Chamava-se Amaral dos Santos. Tal e qual. Sem mais. Nomes próprios não havia, na escola chamavam-lhe Amaral, tal como em casa os pais, que pelos vistos nada mais pretendiam do que economizar, afinal os nomes são uma economia de palavras, quando queremos chamar este ou aquela sai mais em conta dizer um nome do que trocar por miúdos o que a pessoa nos é a nós ou então descrevê-la dos pés à cabeça para que o referido sujeito ou a mulher em causa saiba que nos referimos a ele ou a ela e não a nenhum outro ou outra – isto de negações múltiplas numa mesma frase só na língua portuguesa, não a nenhum, passamos a vida a negar seja o que for, mas quando se trata de afirmar também gostamos de reforçar, afinal isto de falar não é só para pessimistas, além do mais convém deixar aqui bem claro que nos tempos que correm já não se pode usar o masculino como referência a alguém indeterminado, ainda vêm de lá as mulheres todas de pistolas na mão como a Maria da Fonte e lá vai disto, é no que dão estes tempos modernos que até a própria gramática já não respeitam.
Como o nome passou no cartório é que é outra conversa, devia o empregado estar distraído, que a lei não dá assim licença do pé para a mão para uma pessoa se chamar como quiser, senão onde é que ia parar a onomástica com o génio inventivo dos portugueses, lá para os brasis é que há gente com nomes mesmos estapafúrdios, cafeaspirina de melo, dezecência feverência de oitenta e cinco, joão cara de josé, nacional futuro da pátria, himeneu casamentício das dores conjugais, maria panela e outros no género, já apareceram até nos jornais pelo inusitado da coisa.

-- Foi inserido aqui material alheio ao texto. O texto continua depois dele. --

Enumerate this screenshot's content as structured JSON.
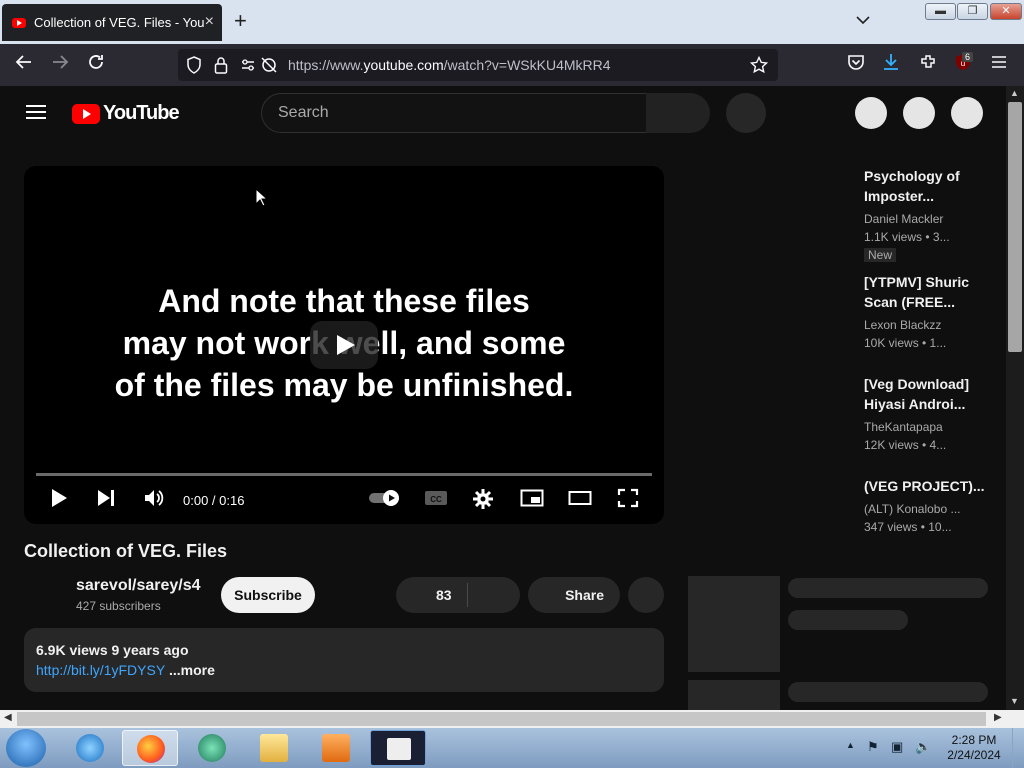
{
  "browser": {
    "tab_title": "Collection of VEG. Files - YouTube",
    "new_tab": "+",
    "url_prefix": "https://www.",
    "url_domain": "youtube.com",
    "url_path": "/watch?v=WSkKU4MkRR4",
    "extension_badge": "6"
  },
  "youtube": {
    "logo_text": "YouTube",
    "search_placeholder": "Search",
    "player": {
      "overlay_line1": "And note that these files",
      "overlay_line2": "may not work well, and some",
      "overlay_line3": "of the files may be unfinished.",
      "time": "0:00 / 0:16",
      "progress": 0
    },
    "video": {
      "title": "Collection of VEG. Files",
      "channel": "sarevol/sarey/s4",
      "subscribers": "427 subscribers",
      "subscribe_label": "Subscribe",
      "likes": "83",
      "share_label": "Share",
      "views_date": "6.9K views  9 years ago",
      "link": "http://bit.ly/1yFDYSY",
      "more": "...more"
    },
    "recommendations": [
      {
        "title": "Psychology of Imposter...",
        "channel": "Daniel Mackler",
        "meta": "1.1K views  • 3...",
        "badge": "New"
      },
      {
        "title": "[YTPMV] Shuric Scan (FREE...",
        "channel": "Lexon Blackzz",
        "meta": "10K views  • 1..."
      },
      {
        "title": "[Veg Download] Hiyasi Androi...",
        "channel": "TheKantapapa",
        "meta": "12K views  • 4..."
      },
      {
        "title": "(VEG PROJECT)...",
        "channel": "(ALT) Konalobo ...",
        "meta": "347 views  • 10..."
      }
    ]
  },
  "taskbar": {
    "time": "2:28 PM",
    "date": "2/24/2024"
  },
  "colors": {
    "youtube_red": "#ff0000",
    "link_blue": "#3ea6ff",
    "background": "#0f0f0f"
  }
}
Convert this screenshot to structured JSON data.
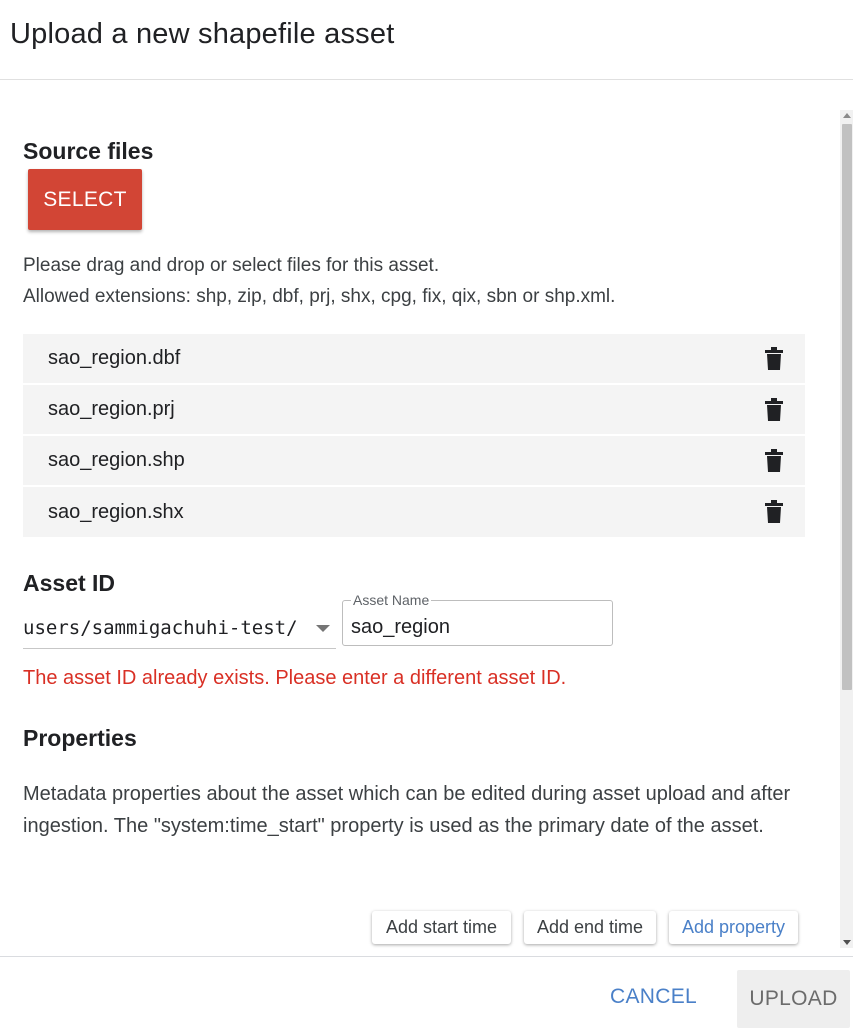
{
  "dialog": {
    "title": "Upload a new shapefile asset"
  },
  "source_files": {
    "heading": "Source files",
    "select_label": "SELECT",
    "hint_line1": "Please drag and drop or select files for this asset.",
    "hint_line2": "Allowed extensions: shp, zip, dbf, prj, shx, cpg, fix, qix, sbn or shp.xml.",
    "files": [
      {
        "name": "sao_region.dbf"
      },
      {
        "name": "sao_region.prj"
      },
      {
        "name": "sao_region.shp"
      },
      {
        "name": "sao_region.shx"
      }
    ]
  },
  "asset_id": {
    "heading": "Asset ID",
    "prefix": "users/sammigachuhi-test/",
    "name_label": "Asset Name",
    "name_value": "sao_region",
    "error": "The asset ID already exists. Please enter a different asset ID."
  },
  "properties": {
    "heading": "Properties",
    "description": "Metadata properties about the asset which can be edited during asset upload and after ingestion. The \"system:time_start\" property is used as the primary date of the asset.",
    "add_start_time": "Add start time",
    "add_end_time": "Add end time",
    "add_property": "Add property"
  },
  "footer": {
    "cancel_label": "CANCEL",
    "upload_label": "UPLOAD"
  },
  "colors": {
    "select_button": "#d24535",
    "error": "#d93025",
    "link_blue": "#4a80c8"
  },
  "icons": {
    "file_delete": "trash-icon"
  }
}
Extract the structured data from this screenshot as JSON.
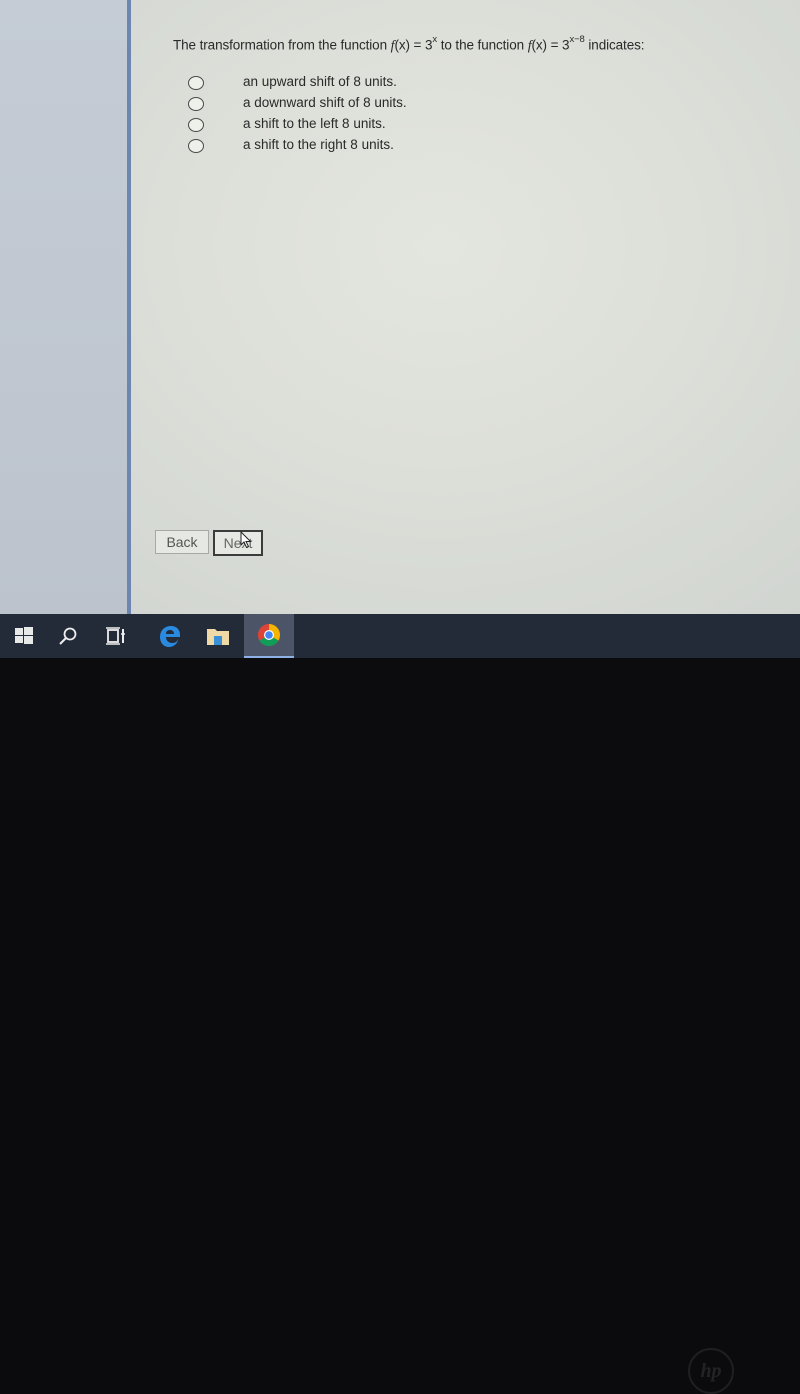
{
  "question": {
    "prefix": "The transformation from the function ",
    "func1_name": "f",
    "func1_arg": "(x)",
    "func1_eq": " = 3",
    "func1_exp": "x",
    "middle": " to the function ",
    "func2_name": "f",
    "func2_arg": "(x)",
    "func2_eq": " = 3",
    "func2_exp": "x−8",
    "suffix": " indicates:"
  },
  "options": [
    {
      "label": "an upward shift of 8 units.",
      "selected": false
    },
    {
      "label": "a downward shift of 8 units.",
      "selected": false
    },
    {
      "label": "a shift to the left 8 units.",
      "selected": false
    },
    {
      "label": "a shift to the right 8 units.",
      "selected": false
    }
  ],
  "buttons": {
    "back": "Back",
    "next": "Next"
  },
  "taskbar": {
    "items": [
      {
        "name": "start",
        "icon": "windows-logo-icon"
      },
      {
        "name": "search",
        "icon": "search-icon"
      },
      {
        "name": "task-view",
        "icon": "task-view-icon"
      },
      {
        "name": "edge",
        "icon": "edge-browser-icon"
      },
      {
        "name": "file-explorer",
        "icon": "folder-icon"
      },
      {
        "name": "chrome",
        "icon": "chrome-browser-icon",
        "active": true
      }
    ]
  },
  "colors": {
    "taskbar": "#232a38",
    "panel_border": "#6d86b0",
    "edge_blue": "#2a8ae0"
  },
  "bezel_logo": "hp"
}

Pois o dito Amaral dos Santos sempre sofreu na pele chamar-se simplesmente Amaral dos Santos, desde os tempos de escola, que as crianças sabem ser cruéis quando lhes dá na gana, por dá cá aquela palha fazem a vida negra a um desgraçado só porque é mais gordo do que os outros, ou mais magrinho, ou tem um olho torto, ou a cabeça desta ou daquela forma, ou porque não tem nome próprio a não ser Amaral, nunca percebi lá muito bem o que é isto da vida negra, será que há vidas brancas, ou alvas, ou transparentes, esta última não deve ser lá muito cómoda porque se calhar passamos despercebidos e ninguém dá por nós, o que diga-se de passagem pode ter as suas vantagens.
Quando entrou na maioridade lá foi tratar de meter um nome próprio no bilhete de identidade, mas trataram logo de o pôr com dono, que era difícil, metia papéis para a direita e papéis para a esquerda, carimbos daqui e dacolá, porque aqui no nosso paiszinho não se faz nada sem uma data de carimbos, vai-se à caixa pedir um cheque para enviar para a estranja e metem-lhe a folha do pedido três vezes na impressora, depois de dobrada e redobrada, deve ser porque têm que justificar o facto de terem impressoras nos bancos embora ainda se continue a fazer quase tudo à mão, parece que estas novas tecnologias ainda não se adaptaram aos portugueses e aos carimbos, que agora são impressoras em vez de carimbos, ele há maneiras de dar a volta a tudo, o que é preciso é criatividade.
Fez o desgraçado todas as diligências e mais alguma mas nada, deram-lhe um prazo de oito semanas, dois meses menos uns dias, quando andava de herodes para pilatos à procura dos tais papéis e carimbos foi atropelado e morreu com o nome incompleto. Como nunca apareceu com a papelada, ao fim das tais semanas o processo foi arquivado por falta de documentação.